- Mahkamah Konstitusi mengeluarkan putusan pada Kamis, 30 Juli 2026, yang mewajibkan operator telekomunikasi menyediakan pilihan paket rollover dan non-rollover.
- ATSI menyatakan penyediaan dua jenis paket tersebut bertujuan menjaga keseimbangan antara perlindungan konsumen, keterjangkauan tarif, dan kapasitas jaringan telekomunikasi.
- Industri telekomunikasi saat ini sedang menunggu aturan teknis resmi dari Kementerian Komunikasi dan Digital untuk mengimplementasikan putusan tersebut.
Marwan mengatakan, operator akan memperkuat edukasi, komunikasi, dan sosialisasi mengenai perbedaan paket rollover dan non-rollover, termasuk melalui aplikasi digital yang digunakan pelanggan.

"Di dalam aplikasi operator juga harus disampaikan agar mudah bagi masyarakat membedakan layanan rollover dan non-rollover. Edukasi, sosialisasi, dan komunikasi itu harus ditingkatkan," ujarnya.
Ia juga mengimbau masyarakat untuk memahami kebutuhan penggunaan data setiap bulan serta memanfaatkan aplikasi resmi operator guna memperoleh informasi mengenai pilihan layanan yang tersedia.
Menurutnya, dari sisi industri, operator juga akan melakukan berbagai penyempurnaan dalam penyampaian informasi kepada pelanggan agar implementasi putusan MK berjalan lebih efektif.
Industri Tunggu Aturan Teknis dari Komdigi
ATSI menilai implementasi penuh putusan MK masih memerlukan penyesuaian regulasi oleh pemerintah.

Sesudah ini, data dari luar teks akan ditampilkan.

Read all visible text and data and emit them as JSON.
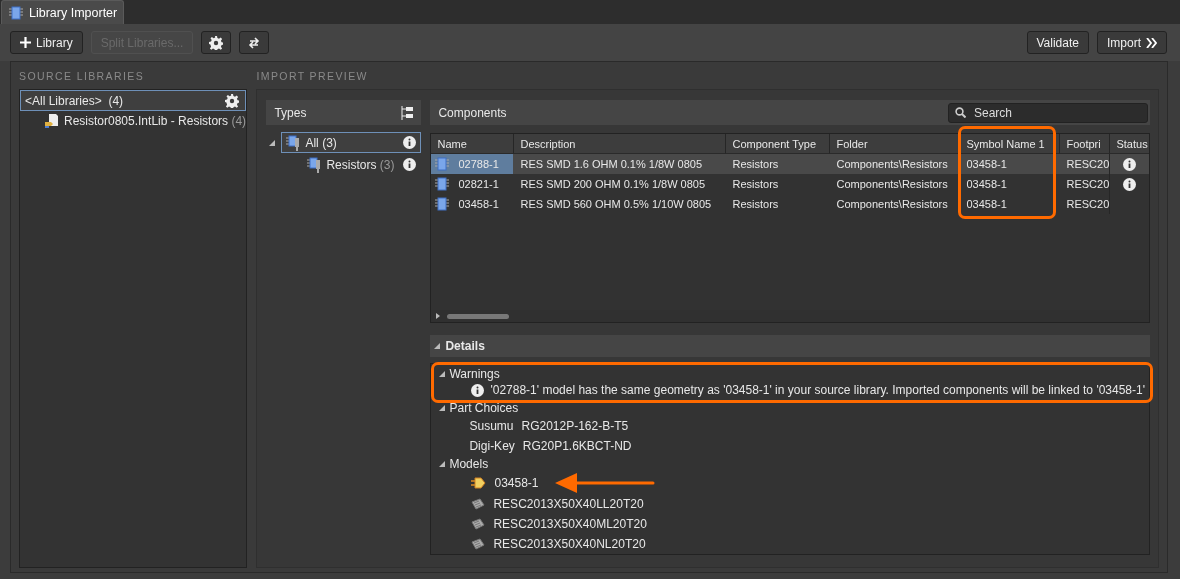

Marwan mengatakan, Kementerian Komunikasi dan Digital (Komdigi) perlu menyesuaikan peraturan pelaksana, termasuk Peraturan Pemerintah (PP) maupun Peraturan Menteri Komunikasi dan Digital (Permen Komdigi), agar terdapat pedoman teknis yang jelas bagi operator dalam menjalankan kewajiban menyediakan pilihan layanan.
"Setelah putusan MK, Komdigi perlu mengubah Peraturan Pemerintah atau mengamandemen PP dan Permen Komdigi supaya petunjuk praktisnya bisa dilaksanakan oleh operator. Karena sekarang ada kata kewajiban, maka layanan rollover dan non-rollover wajib disediakan. Kami tentu menunggu petunjuk teknis dari Permen Komdigi," kata Marwan.
Ia menambahkan, ATSI saat ini masih berdiskusi dengan Komdigi dan berharap regulasi pelaksana dapat segera diterbitkan agar operator memiliki kepastian dalam mengimplementasikan ketentuan tersebut.